I find myself unpersuaded by what I think is a sort of XML-imperialism of this attitude.

Let's start with Web Services, the ultimate XML transport.

The contract of a SOAP service is to transport a Unicode String. Any Unicode string. A string in some programming language could include non-XML-1.0 characters, it could contain low-grade HTML.

The protocol happens to use XML to organize the transport. It's none of your or my business how it chooses to deal with a message that happens to contain content in some cousin of HTML. Except for the non-1.0-character issue, escaping (& or CDATA) is as good as anything else.

At the level of RSS and such, an XML document schema might have a slot that contains any sort of textual content. It might be 'TeX'. It might be 'Runoff'. It might, horrors, even be HTML. Why is it some sort of special evil to treat the HTML 'just a string'? I don't much like 'slippery slope' arguments, but this argument seems to lead to a view that the only legitimate content of an XML document is more XML. If the XML schema type is 'string', then, by gum, it's a STRING. A fragment of XML or messy HTML is no better or worse of a STRING than anything else.
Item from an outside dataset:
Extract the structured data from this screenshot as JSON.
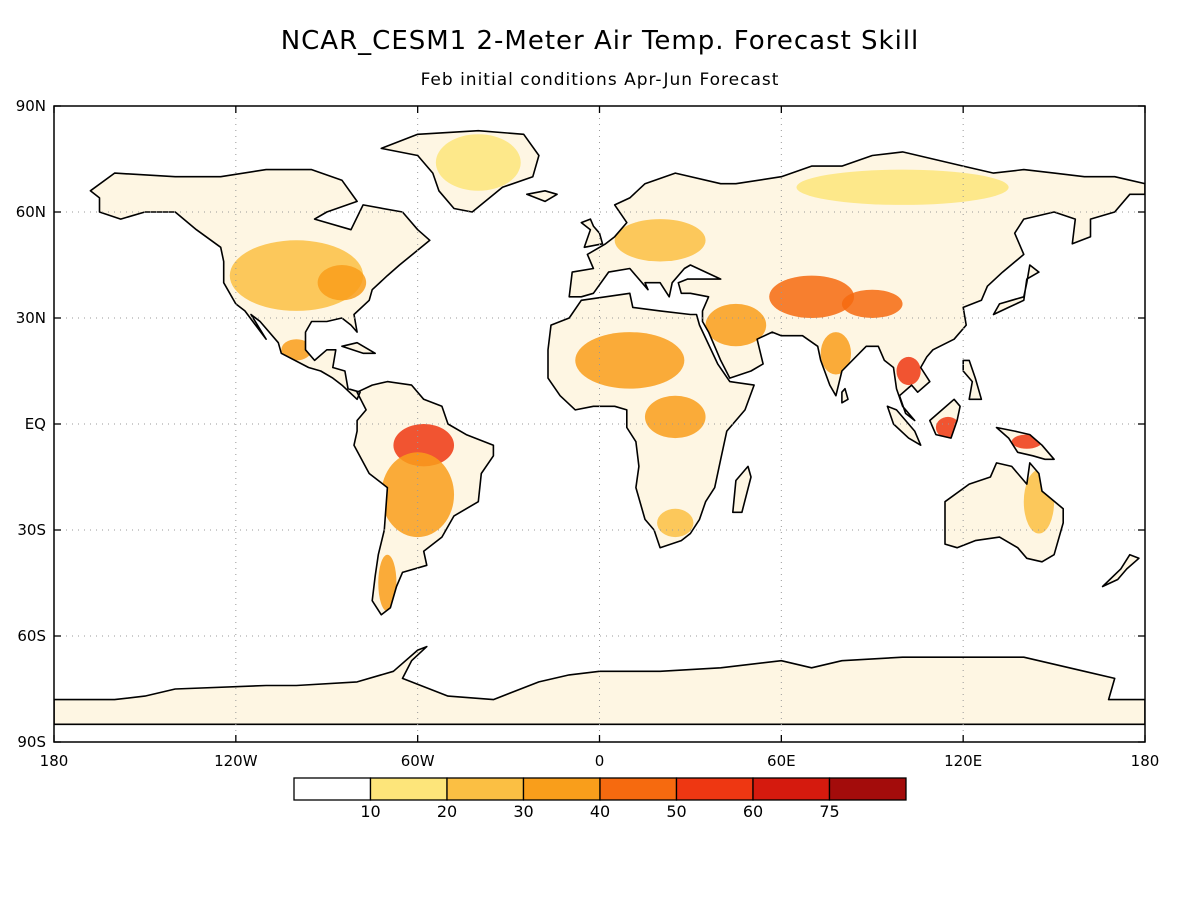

A critical principle of software design is protocol layering. You seem to be insisting that there can never be a legitimate protocol/module boundary between an XML document and some other protocol sits on top of it in a stack.

Given a nice, clean, modular protocol that happens to be conveying a string via XML, you seem to be happy to transport anything except a string that happens to contain markup that uses < > style tags.

If the claim here were merely, 'if you want to have a slot in your protocol for marked-up text, consider simply using XHTML in-line.' OK, I'd consider it. And there's no excuse for non-conforming wacky CDATA processing. So, indeed, if someone wants to shove arbitrary HTML around, and preserve it character-for-character in XML 1.0, they're in the land of attachments. Short of that, however, I'm not persuaded.

This debate is long since over and I lost. But it was never about arbitrary strings; if you've got some random sequence of characters that happens to include markup characters, escape them to your hearts content.

It was about sending escaped HTML goo instead of reasonable, well-formed XHTML.

But it doesn't matter four years later. We got what we got and that includes escaped markup.